Don't let 8 Ft. In The Air's minimal cover design mislead you into thinking that its contents are similarly splapdash. In fact, some of the material extends back almost a decade, as the album collects material Blanko—'Benny Blanko from the Bronx,' is how he's identified on the 2002 12” Playhouse debut All The Way Down—issued on his own Homestyle label between 1995 and 1999 alongside newer songs. There's a deep strain of classic soul that constantly seeps into these house tracks, an historical dimension mirrored by the hip-hop elements that occasionally appear (most overtly on the title track where a sampled speaker's voice is underlaid by laconic, loping beats). The album starts with “We Can Fly,” a slow, narcotized prelude, but really lifts off with “Beautiful,” a stunner that Danio's sweet vocal lifts to the heavens. For seven glorious minutes, Blanko conjures a delectably warm and sensuous groove as supple support for her master class in soul—merely the first peak of many on this exceptional album.

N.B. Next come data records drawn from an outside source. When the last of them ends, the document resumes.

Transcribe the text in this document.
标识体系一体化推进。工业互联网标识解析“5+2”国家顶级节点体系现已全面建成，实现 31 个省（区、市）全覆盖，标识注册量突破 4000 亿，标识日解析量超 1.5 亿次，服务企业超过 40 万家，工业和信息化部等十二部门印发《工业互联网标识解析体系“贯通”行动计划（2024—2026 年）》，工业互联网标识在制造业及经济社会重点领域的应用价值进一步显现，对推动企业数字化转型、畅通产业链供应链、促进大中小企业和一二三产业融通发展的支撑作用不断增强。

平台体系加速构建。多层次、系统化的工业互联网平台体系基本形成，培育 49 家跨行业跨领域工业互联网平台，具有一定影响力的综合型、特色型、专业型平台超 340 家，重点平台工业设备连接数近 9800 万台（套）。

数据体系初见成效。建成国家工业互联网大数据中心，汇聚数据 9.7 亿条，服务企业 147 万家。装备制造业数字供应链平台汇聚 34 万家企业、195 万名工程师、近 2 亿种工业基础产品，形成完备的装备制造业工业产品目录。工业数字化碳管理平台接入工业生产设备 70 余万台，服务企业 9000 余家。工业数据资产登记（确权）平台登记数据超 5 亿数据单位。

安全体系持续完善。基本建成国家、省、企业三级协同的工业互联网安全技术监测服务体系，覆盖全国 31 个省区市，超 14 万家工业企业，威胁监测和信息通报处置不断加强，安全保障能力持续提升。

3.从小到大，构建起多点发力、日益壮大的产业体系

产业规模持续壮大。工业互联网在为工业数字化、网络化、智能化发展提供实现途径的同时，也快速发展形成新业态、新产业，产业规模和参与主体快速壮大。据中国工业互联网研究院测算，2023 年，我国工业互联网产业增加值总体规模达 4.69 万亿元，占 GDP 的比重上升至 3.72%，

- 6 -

Other tracks mine the same soulful well. “Put Yr Hands,” for example, begins with snippety hi-hats funkily dancing about a repetitive bass drum and enticingly low-slung bass lines but Blanko deepens the sound with warm Rhodes chords and irresistible soul singing. Elsewhere, “Beatdown On Electric Ave.” offers seven blissful minutes of uptempo looped rhythms warmed by rubbery bass lines and, abetted by vocal exhortations, “Kharmelion” maintains its irrepressibly animated pace for a full ten minutes. “12 Bits Of Funk” digs even deeper by resurrecting the best sounds of the '70s—subtle wah-wah accents, funky clavinet figures, congas—and drapes then across the most potent bass-driven funk groove heard in recent memory. With material so consistently strong, 8 Ft. In The Air conflates soul, minimal house, and hip-hop into a superb set that maintains the high level established by other recent Playhouse releases like Losoul's Getting Even and Melchior Productions' The Meaning.